Step 2While the milk is coming to a simmer, line a strainer with a double layer of dampened cheesecloth and set it in a bowl that is deep enough so the strainer is suspended above the bottom of the bowl.

Step 3When the milk has come to a simmer (it will take about 9 to 11 minutes), turn off the heat and pour in the vinegar. Leave it alone for about 1 minute, then stir slowly and gently. The milk will start separating into curds and whey (the liquid); you are looking for the whey to become clearish, which will take about 1 minute of gentle stirring.
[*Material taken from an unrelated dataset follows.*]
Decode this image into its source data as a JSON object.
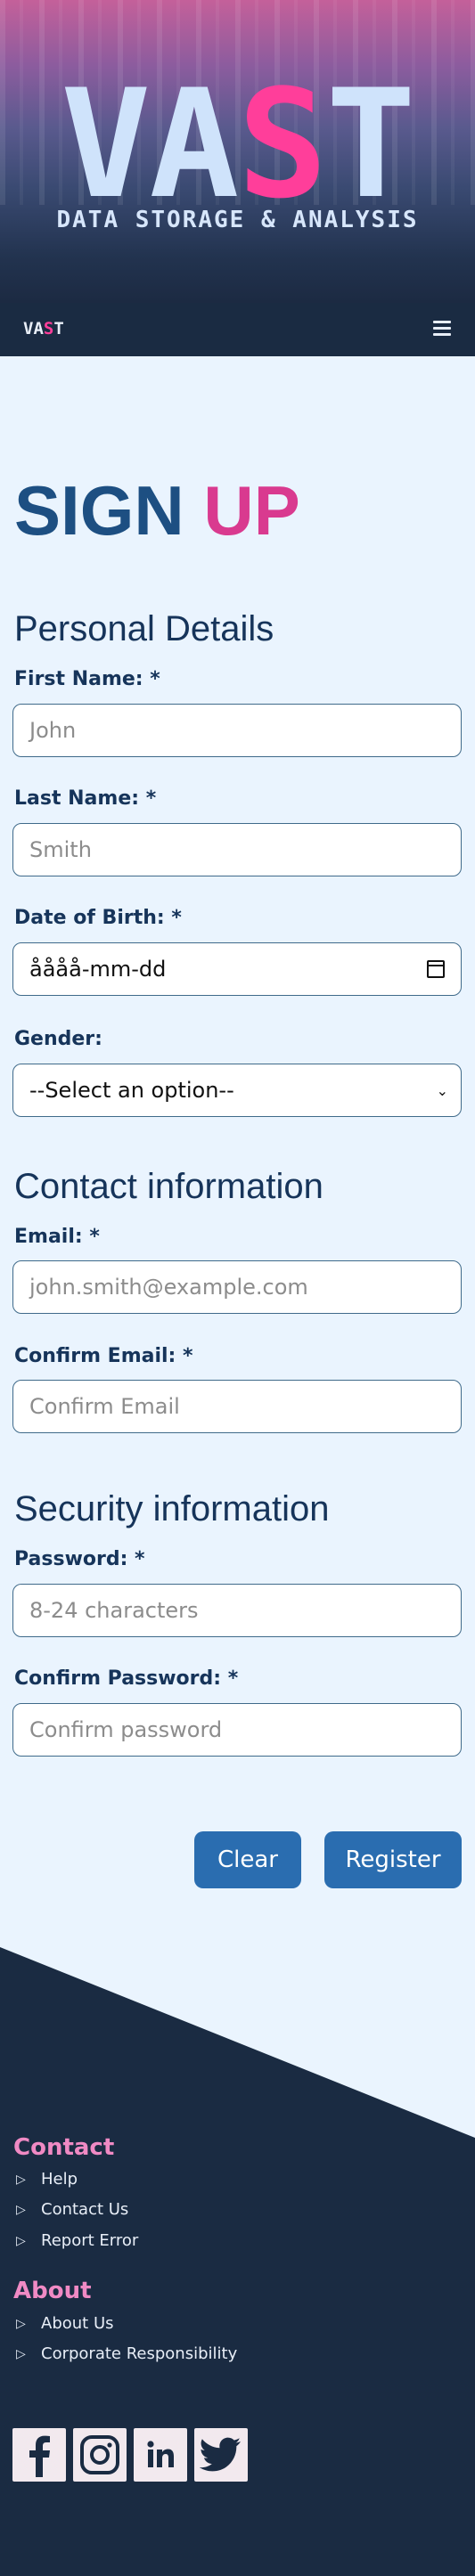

Step 4Pour into the strainer. Lift the strainer out of the bowl and pour out the whey, then set the strainer back in the bowl and let the cheese drain for 15 minutes.

Step 5The ricotta is ready to serve now; it will be soft and moist. Gather up the corners of the cheesecloth and lift. Set the cheese in your palm and unfold the cloth. Invert a bowl or plate over the cheese in your hand, flip it over, and lift off the cheesecloth. You can also refrigerate it, covered, for later; it will be denser, more like cottage cheese.

Red wine-poached cherries and assembly

  • 1 cup dry red wine
  • 2 tablespoons plus 1 teaspoon sugar, divided
  • 1 pound cherries, stemmed and pitted
  • Ground cinnamon

Step 1In a small saucepan, gently simmer the red wine and 2 tablespoons sugar until the wine loses its raw alcohol smell, about 10 minutes. Set aside to cool to below 140 degrees.

Step 2Place the cherries in a 1-quart sealable plastic bag and pour the cooled wine over them. Press out all of the air and seal the bag tightly. Place this bag inside another, press out the air and seal tightly again.

Step 3Bring a large pot of water to 140 degrees. Place the double-bagged cherries into the water and poach at between 140 and 150 degrees for 20 minutes. The first 5 or 10 minutes you'll need to pay attention to the temperature, but after that it will maintain without much fussing. If the water gets too hot, add a little tap water to bring the temperature down. If the bag insists on floating (which it almost always will, thanks to the air trapped in it), place a slightly smaller pot on top of it to press it down. Turn the bag once or twice to ensure even cooking.

Step 4After 20 minutes, remove the bag from the pot. Place a strainer over a small saucepan and empty the cherries into it, collecting the poaching liquid underneath. Set the cherries aside in a bowl and simmer the poaching liquid until it has reduced to a syrup. Pour the syrup over the cherries and toss to coat well. Set aside until ready to assemble.

Step 5When ready to serve, sweeten the homemade ricotta with 1 teaspoon of sugar and mound in the center of a platter. Dust lightly with cinnamon. Scatter the glazed cherries and their juice around the outside, and serve.

Note: This recipe for homemade ricotta comes from Roy Finamore's new book, "Tasty." The technique for the cherries comes from Josiah Citrin of Melisse restaurant.